Si par votre discours vous pouviez changer ma vie, je vous écouterai. Mais les mots que vous me dites, sachez que mille fois, depuis que je sais que je suis enceinte, je me les suis dits. Je ne vous attendez pas pour ça. Car justement, ce qui m’arrive n’est pas banal pour moi. Depuis que je sais, je suis en boucle pour trouver la solution à tout.

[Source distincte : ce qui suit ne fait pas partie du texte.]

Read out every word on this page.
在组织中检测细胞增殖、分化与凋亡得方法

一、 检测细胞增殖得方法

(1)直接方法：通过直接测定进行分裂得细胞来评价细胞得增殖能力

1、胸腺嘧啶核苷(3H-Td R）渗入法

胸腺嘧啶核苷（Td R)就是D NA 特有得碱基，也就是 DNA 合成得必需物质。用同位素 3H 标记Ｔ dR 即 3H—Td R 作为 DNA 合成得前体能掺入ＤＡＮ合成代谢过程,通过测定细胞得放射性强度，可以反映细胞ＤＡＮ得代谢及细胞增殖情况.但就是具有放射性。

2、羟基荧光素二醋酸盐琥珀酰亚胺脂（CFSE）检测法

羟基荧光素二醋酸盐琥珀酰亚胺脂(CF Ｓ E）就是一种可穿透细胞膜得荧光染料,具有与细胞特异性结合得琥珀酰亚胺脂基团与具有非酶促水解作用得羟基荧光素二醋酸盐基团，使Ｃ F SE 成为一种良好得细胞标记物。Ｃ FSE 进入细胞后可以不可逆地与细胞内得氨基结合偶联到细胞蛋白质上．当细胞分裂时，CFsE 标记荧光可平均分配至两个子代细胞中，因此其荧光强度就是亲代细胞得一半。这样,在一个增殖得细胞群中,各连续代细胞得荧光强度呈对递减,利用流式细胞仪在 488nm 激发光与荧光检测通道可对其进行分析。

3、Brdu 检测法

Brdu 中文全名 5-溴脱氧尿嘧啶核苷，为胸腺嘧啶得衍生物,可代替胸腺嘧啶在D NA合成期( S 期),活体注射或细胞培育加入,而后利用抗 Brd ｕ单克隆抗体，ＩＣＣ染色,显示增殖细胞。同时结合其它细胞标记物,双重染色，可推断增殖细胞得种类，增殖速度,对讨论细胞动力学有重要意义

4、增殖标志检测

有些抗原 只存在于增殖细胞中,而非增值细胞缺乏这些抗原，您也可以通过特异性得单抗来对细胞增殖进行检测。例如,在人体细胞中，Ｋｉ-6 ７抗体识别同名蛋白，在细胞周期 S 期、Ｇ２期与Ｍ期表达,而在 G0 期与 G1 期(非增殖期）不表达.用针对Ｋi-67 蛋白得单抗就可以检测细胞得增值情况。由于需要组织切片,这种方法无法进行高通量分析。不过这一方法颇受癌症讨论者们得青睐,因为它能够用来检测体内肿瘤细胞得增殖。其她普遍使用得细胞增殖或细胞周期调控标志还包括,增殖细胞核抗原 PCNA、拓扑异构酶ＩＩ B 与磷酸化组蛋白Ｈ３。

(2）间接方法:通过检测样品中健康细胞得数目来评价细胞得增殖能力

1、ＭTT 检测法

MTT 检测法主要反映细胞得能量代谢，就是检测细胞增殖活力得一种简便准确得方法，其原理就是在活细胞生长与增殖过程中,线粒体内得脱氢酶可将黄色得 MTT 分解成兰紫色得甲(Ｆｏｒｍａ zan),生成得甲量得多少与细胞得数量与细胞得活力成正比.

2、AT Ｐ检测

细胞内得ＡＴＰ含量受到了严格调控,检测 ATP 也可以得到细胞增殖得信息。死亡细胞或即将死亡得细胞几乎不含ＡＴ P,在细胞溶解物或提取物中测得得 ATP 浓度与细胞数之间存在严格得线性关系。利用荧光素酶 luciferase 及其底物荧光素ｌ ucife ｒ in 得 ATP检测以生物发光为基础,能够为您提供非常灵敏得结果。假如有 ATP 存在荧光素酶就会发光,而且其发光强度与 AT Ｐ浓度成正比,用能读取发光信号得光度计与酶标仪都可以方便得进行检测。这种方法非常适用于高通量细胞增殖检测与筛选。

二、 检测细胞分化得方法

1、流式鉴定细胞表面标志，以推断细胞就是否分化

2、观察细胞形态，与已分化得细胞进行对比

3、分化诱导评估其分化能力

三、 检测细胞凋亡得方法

Alors quand je fais MON choix, je m’engage dans une démarche d’avortement. Je sollicite des médecins pensant qu’eux pourront m’aider, qu’ils pourront me sauver d’une vie de souffrance et de pauvreté. Hôpitaux surchargés. Dépassements de délais. Je me fracasse sur un regard désapprobateur et ma souffrance est décuplée.
Heureusement pour moi, car ce n’est pas le cas pour toutes, je trouve une équipe médicale compétente, humaine, qui me protège de tout ce mal autour de moi, et je ne sais pas comment la remercier.
Mon avortement, je le porte en moi. Je le porterai toujours. Ma vie sera désormais différente. Rien de ce que j’ai vécu n’est banal. Ce qu’il m’en reste aujourd’hui, ne l’est pas.
Le jour de l’IVG n’était pas un jour ordinaire.
Cet acte était inimaginable, pour moi, avant. La force que j’ai eue à surmonter cet évènement est inouïe. Ce parcours a été terrible.
En France, l’accès à l’avortement dans les délais est extrêmement compliqué. La société ne banalise pas cet acte. Le corps médical est divisé et les médecins qui le pratiquent prennent en charge leurs patientes de façon extrêmement précise et personnalisée.
La femme qui avorte réfléchit longuement son acte, en souffre et ne l’oublie pas. La femme qui avorte ne banalise pas l’avortement.
Alors, NON, l’avortement n’est pas banalisé. Pour penser cela, il ne faudrait rien y connaître.